Big Data, Statistics, and the Appraiser
One of the most popular articles on my blog provides instructions to perform simple linear regression in Excel in order to justify adjustments to comparable sales. Without question, big data is here and there is a hunger in the appraisal world to learn more about statistics. Though I only accept commercial assignments, I’ve been loosely following developments in the residential appraisal world, particularly those related to Collateral Underwriter. My understanding, based on the little I’ve read, is that FNMA will use an algorithm to identify adjustments that deviate from the norm.
Fair enough.

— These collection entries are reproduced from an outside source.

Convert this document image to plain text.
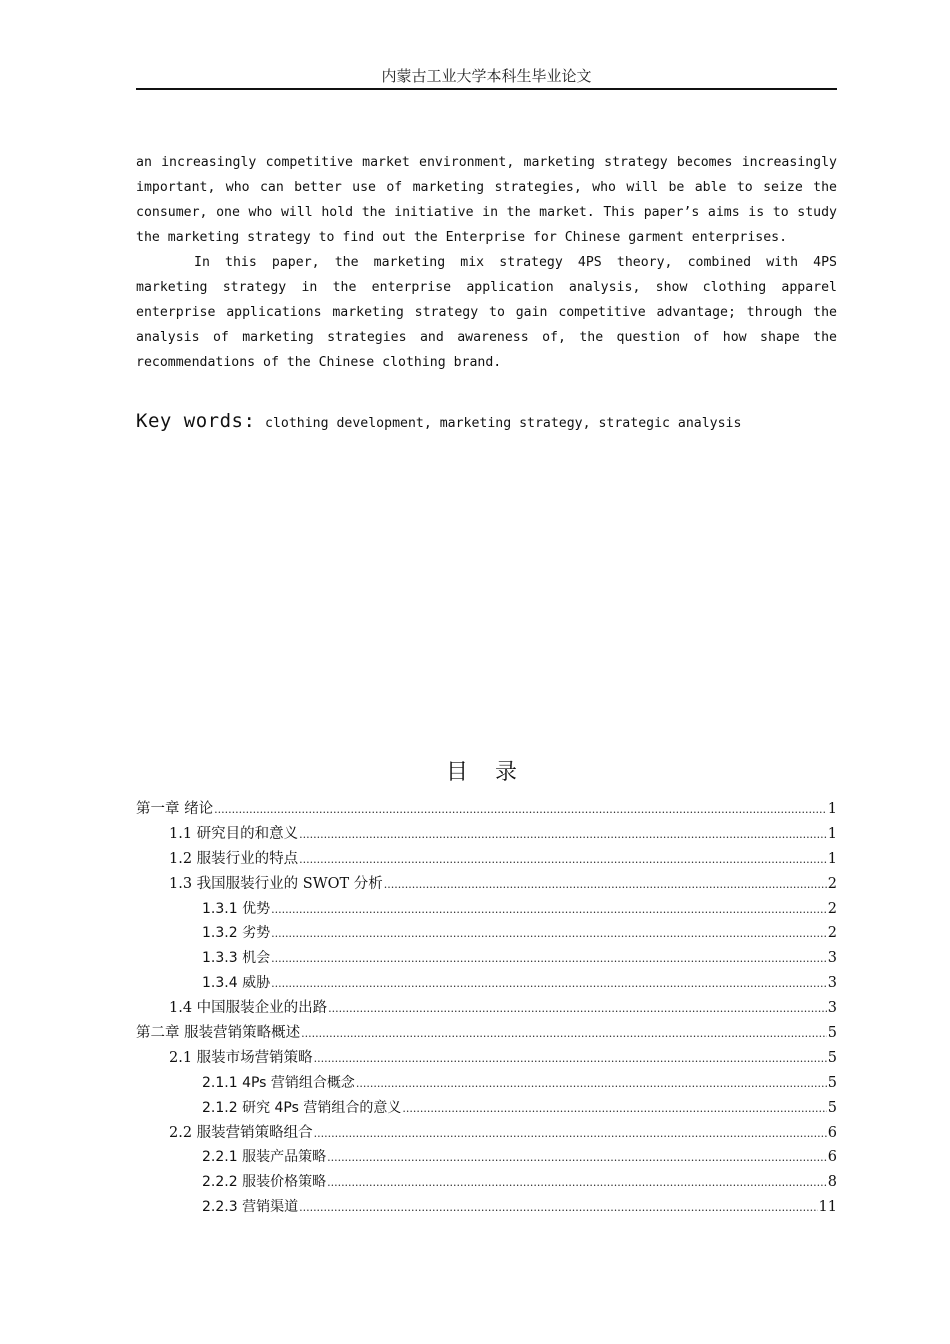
内蒙古工业大学本科生毕业论文

an increasingly competitive market environment, marketing strategy becomes increasingly important, who can better use of marketing strategies, who will be able to seize the consumer, one who will hold the initiative in the market. This paper’s aims is to study the marketing strategy to find out the Enterprise for Chinese garment enterprises.

In this paper, the marketing mix strategy 4PS theory, combined with 4PS marketing strategy in the enterprise application analysis, show clothing apparel enterprise applications marketing strategy to gain competitive advantage; through the analysis of marketing strategies and awareness of, the question of how shape the recommendations of the Chinese clothing brand.

Key words: clothing development, marketing strategy, strategic analysis
目 录
第一章 绪论 .....	1
1.1 研究目的和意义 .....	1
1.2 服装行业的特点 .....	1
1.3 我国服装行业的 SWOT 分析 .....	2
1.3.1 优势 .....	2
1.3.2 劣势 .....	2
1.3.3 机会 .....	3
1.3.4 威胁 .....	3
1.4 中国服装企业的出路 .....	3
第二章 服装营销策略概述 .....	5
2.1 服装市场营销策略 .....	5
2.1.1 4Ps 营销组合概念 .....	5
2.1.2 研究 4Ps 营销组合的意义 .....	5
2.2 服装营销策略组合 .....	6
2.2.1 服装产品策略 .....	6
2.2.2 服装价格策略 .....	8
2.2.3 营销渠道 .....	11
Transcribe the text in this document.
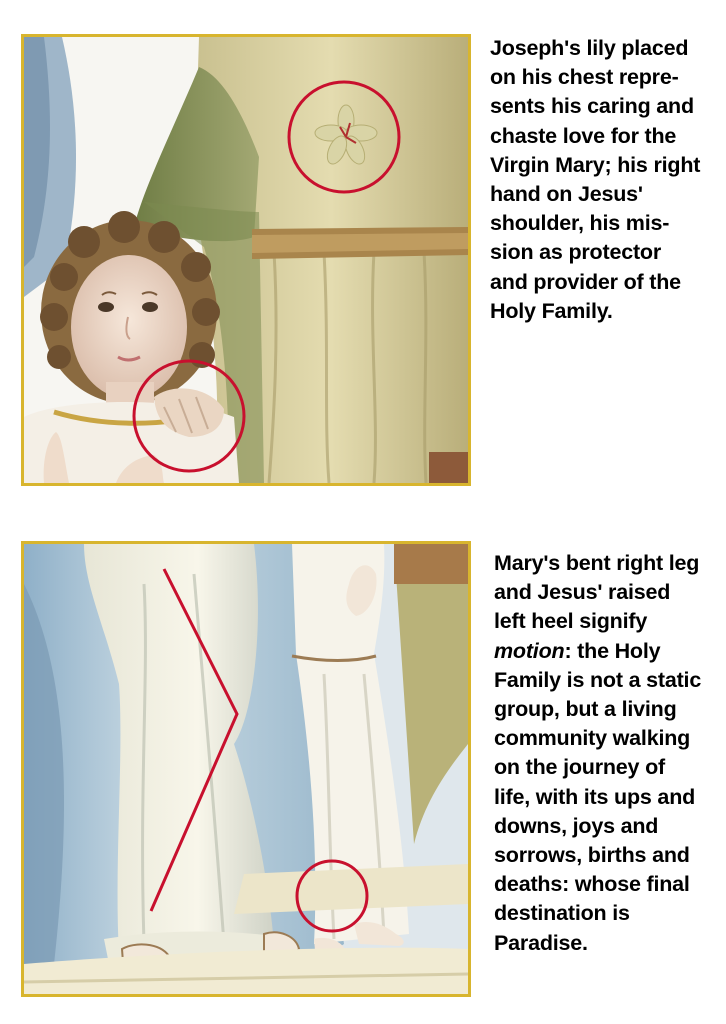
Joseph's lily placed
on his chest repre-
sents his caring and
chaste love for the
Virgin Mary; his right
hand on Jesus'
shoulder, his mis-
sion as protector
and provider of the
Holy Family.
Mary's bent right leg
and Jesus' raised
left heel signify
motion: the Holy
Family is not a static
group, but a living
community walking
on the journey of
life, with its ups and
downs, joys and
sorrows, births and
deaths: whose final
destination is
Paradise.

I’ve longed for the day when the financial world would recognize the value of statistics as a tool to evaluate property. But I have also long argued that the process of appraising real estate cannot be reduced to a science. I demonstrated in another blog post the limitations of regression analysis, despite its usefulness in recognizing trends and tendencies.
I am now reading articles by ignorant authors that are critical of ANY adjustment not supported by quantifiable market evidence. Let me assure you that the appraisal process did, does, and will ALWAYS rest squarely on an appraiser’s sound judgment over quantifiable techniques. Try providing a quantifiable adjustment for the location of a television transmission tower and I think you’ll understand. For many, many years the federal government or quasi-governmental institutions such as FNMA have ignored useful tools such as regression and we all saw (and felt) the tragic effects in 2008.
Until very recently, I have considered the Collateral Underwriter to be a tempest in a teacup. But I’m afraid that the pendulum may now swing in the opposite direction. Now that the government has FINALLY discovered statistics, they may believe that only quantifiable adjustments are valid and that there’s no room for sound judgment by the appraiser. Let us hope and pray that I’m wrong.